In or about December 2015, Cortez had a syncope episode (loss of consciousness) at the facility and was sent to O’Connor Hospital where he was diagnosed with severe dehydration. By this time, Cortez was well known at O’Connor Hospital having previously received treatment for recurring urinary tracts infections, C-Diff, and pneumonia since admission to the facility. By the end of 2015, Cortez had also developed a deep tissue injury on his heel requiring wound care treatment, which developed an antibiotic resistant bacteria.
In or about early 2017, Cortez was frequently discovered by family with swelling, bruising and skin tears, including on his feet from his wheelchair. Cortez had also developed a coccyx/sacral decubitus ulcer which is still unhealed to this day. In or about March 2017, Cortez developed a body rash diagnosed as possible scabies, which is also unhealed to this day. By June 2017, Cortez developed another urinary tract infection and experienced penile pain and discomfort diagnosed as phimosis.

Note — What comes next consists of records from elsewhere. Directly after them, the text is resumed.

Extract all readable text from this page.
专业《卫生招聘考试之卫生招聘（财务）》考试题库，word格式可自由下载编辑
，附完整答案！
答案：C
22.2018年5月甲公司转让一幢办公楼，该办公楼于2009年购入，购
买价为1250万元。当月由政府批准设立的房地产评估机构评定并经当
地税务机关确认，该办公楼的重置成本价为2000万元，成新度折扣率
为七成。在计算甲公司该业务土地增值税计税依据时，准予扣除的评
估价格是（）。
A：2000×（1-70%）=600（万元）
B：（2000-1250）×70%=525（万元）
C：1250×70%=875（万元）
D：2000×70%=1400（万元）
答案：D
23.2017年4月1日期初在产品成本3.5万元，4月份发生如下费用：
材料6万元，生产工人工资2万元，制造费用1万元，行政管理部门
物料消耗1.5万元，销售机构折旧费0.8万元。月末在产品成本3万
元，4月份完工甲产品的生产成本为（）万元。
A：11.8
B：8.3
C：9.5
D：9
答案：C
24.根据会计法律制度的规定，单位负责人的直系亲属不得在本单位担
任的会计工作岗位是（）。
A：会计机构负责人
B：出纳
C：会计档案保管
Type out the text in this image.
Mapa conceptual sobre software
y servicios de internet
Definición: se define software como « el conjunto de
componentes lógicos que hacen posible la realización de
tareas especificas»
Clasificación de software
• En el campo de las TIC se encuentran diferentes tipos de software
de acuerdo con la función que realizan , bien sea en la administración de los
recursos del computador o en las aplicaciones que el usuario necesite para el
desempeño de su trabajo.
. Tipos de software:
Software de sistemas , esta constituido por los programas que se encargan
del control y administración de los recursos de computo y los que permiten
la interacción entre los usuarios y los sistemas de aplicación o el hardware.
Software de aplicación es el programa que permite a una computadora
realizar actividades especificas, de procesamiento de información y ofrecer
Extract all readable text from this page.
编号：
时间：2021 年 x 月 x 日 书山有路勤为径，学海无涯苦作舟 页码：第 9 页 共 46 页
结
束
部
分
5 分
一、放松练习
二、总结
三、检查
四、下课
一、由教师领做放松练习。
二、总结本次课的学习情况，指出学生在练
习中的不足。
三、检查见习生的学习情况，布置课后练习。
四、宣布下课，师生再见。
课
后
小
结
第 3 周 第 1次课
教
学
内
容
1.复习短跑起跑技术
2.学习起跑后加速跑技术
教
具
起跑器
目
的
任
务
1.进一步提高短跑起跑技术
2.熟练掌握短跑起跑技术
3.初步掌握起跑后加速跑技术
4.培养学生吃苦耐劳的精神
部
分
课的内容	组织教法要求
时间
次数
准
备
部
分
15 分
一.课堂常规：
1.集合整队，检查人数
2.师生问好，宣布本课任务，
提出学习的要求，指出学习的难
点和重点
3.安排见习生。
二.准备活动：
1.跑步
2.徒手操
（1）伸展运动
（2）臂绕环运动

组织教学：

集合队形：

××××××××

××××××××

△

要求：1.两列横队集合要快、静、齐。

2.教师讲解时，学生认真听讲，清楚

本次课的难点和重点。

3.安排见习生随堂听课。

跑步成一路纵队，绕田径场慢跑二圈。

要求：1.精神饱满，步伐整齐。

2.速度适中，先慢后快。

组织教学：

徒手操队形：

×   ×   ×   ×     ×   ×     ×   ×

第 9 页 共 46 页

In or about July 2017, Cortez was discovered by family with unexplained swelling and bruising on his index finger. He was sent to Los Gatos Community Hospital and diagnosed with a fractured finger.
In or about October 10, 2017, Cortez was found on the floor by facility staff after another resident heard a thump from his room. Cortez was sent to Las Gatos Community Hospital via ambulance and diagnosed with a hip fracture, head contusions, dehydration, and methicillin resistant Staphylococcus aureus (MRSA) of nasal passages. Three days later, Cortez was discharged to the facility after deemed unsuitable for surgery given the high risk if bedridden during recovery.
On October 18, 2017, Cortez was sent to O’Connor Hospital for symptoms diagnosed as Urosepsis (blood infection) and severe dehydration requiring multiple IV fluids.